Remnants of Harbor Road, which used to connect Stony Brook...

Remnants of Harbor Road, which used to connect Stony Brook with Head of the Harbor, last January. Rebuilding efforts have largely stalled since a section of the road collapsed during an August 2024 storm. Credit: Newsday/John Paraskevas

A Stony Brook nonprofit and elected officials in Brookhaven Town and Head of the Harbor are weighing their next steps after state officials signaled financial aid to replace a dam destroyed in an August 2024 storm would not be approved by federal authorities.

Plans to reconstruct the dam, and rebuild a section of Harbor Road that runs over it, likely do not fit criteria used by the Federal Emergency Management Agency to determine eligibility for disaster aid, officials of the state Division of Homeland Security and Emergency Services said during a December meeting to discuss the matter, according to officials who attended.

“We were all shocked to hear that,” Brookhaven Supervisor Dan Panico, who attended the Dec. 10 meeting, said Monday in a telephone interview. He added he is seeking additional meetings with state and federal officials to discuss FEMA disaster aid for the dam project.

Rebuilding efforts have largely stalled since the dam and a 100- to 200-foot section of Harbor Road collapsed in a torrential Aug. 18-19, 2024, rainstorm that caused millions of dollars in damage across the North Shore from Huntington to Shoreham.

The dam collapse caused a pond to drain out, killing hundreds of fish and destroying a major tourism draw in the heart of Stony Brook.

The Ward Melville Heritage Organization, the Stony Brook nonprofit that owns the park where the dam, road and pond are located, and officials in Brookhaven Town and Head of the Harbor village are asking FEMA to reimburse 75% of the reconstruction cost.
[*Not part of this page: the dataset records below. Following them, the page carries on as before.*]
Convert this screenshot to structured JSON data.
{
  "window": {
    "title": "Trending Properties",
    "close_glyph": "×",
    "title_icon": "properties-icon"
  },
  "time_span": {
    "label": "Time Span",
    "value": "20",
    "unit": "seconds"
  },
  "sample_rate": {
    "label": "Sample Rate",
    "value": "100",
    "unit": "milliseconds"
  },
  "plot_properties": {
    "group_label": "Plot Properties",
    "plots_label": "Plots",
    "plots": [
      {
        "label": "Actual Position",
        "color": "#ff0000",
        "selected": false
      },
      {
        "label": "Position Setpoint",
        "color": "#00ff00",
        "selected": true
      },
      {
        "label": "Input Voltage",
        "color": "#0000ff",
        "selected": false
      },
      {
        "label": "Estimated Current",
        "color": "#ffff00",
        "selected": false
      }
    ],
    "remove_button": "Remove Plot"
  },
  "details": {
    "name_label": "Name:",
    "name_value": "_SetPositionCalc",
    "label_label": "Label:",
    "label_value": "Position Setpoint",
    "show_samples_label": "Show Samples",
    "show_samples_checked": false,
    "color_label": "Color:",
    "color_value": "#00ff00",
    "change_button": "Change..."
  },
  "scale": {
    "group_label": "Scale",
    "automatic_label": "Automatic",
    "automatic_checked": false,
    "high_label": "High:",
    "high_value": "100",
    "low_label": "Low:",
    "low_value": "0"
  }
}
Estimates have ranged from $4.5 million to $10 million.

State homeland security officials at the December meeting said the dam repairs likely do not qualify for FEMA aid because the dam serves no public purpose, such as by generating electricity or collecting water that can be used to fight fires, Panico and Head of the Harbor Mayor Michael Utevsky said in separate interviews this week. The state agency helps determine eligibility for FEMA disaster relief funds.

State officials said they would instead recommend a culvert, which would allow water to pass under Harbor Road, but would not block the flow of water to restore the pond, Panico and Utevsky said.

Utevsky, who also attended the meeting, said he was puzzled by state officials' insistence on building a culvert. 

“We could build a road over a culvert, but not a road over a dam,” Utevsky said Tuesday in a phone interview. “These requirements sound extremely byzantine.”

In a statement Wednesday, state homeland security officials did not address the December meeting and said the agency "has not received an application for a project centered on dam repairs, but remains committed to assisting WMHO in moving the process forward."

FEMA did not respond to requests for comment.

A squabble between Brookhaven, Head of the Harbor and Ward Melville Heritage Organization over who owns the dam and road has been resolved, and the nonprofit agreed to lead reconstruction and seek FEMA funds, Panico said.

The state's determination that FEMA reimbursement appeared unlikely was "very frustrating for everybody," Ward Melville Heritage Organization president Gloria Rocchio said Tuesday in a phone interview. The nonprofit has asked the state agency to reconsider, she added.

In a Dec. 23 letter to state homeland security officials, Linda U. Margolin, an attorney for the Ward Melville Heritage Organization, said the dam is inextricably linked to Stony Brook's historic grist mill, which has been closed to visitors because of minor damage caused by the storm.

Margolin wrote that the grist mill appears to be eligible for federal funds but cannot operate properly if the dam is not rebuilt.

State emergency management officials at a Dec. 10 meeting said FEMA is not likely to approve federal disaster relief funds to replace a Stony Brook dam that collapsed in an August 2024 rainstorm.

The opinion left some Brookhaven Town and Head of the Harbor village officials "shocked" and puzzled.

Efforts to rebuild the dam and a section of Harbor Road that runs across it have stalled over funding issues and an ownership dispute that has since been resolved, officials said.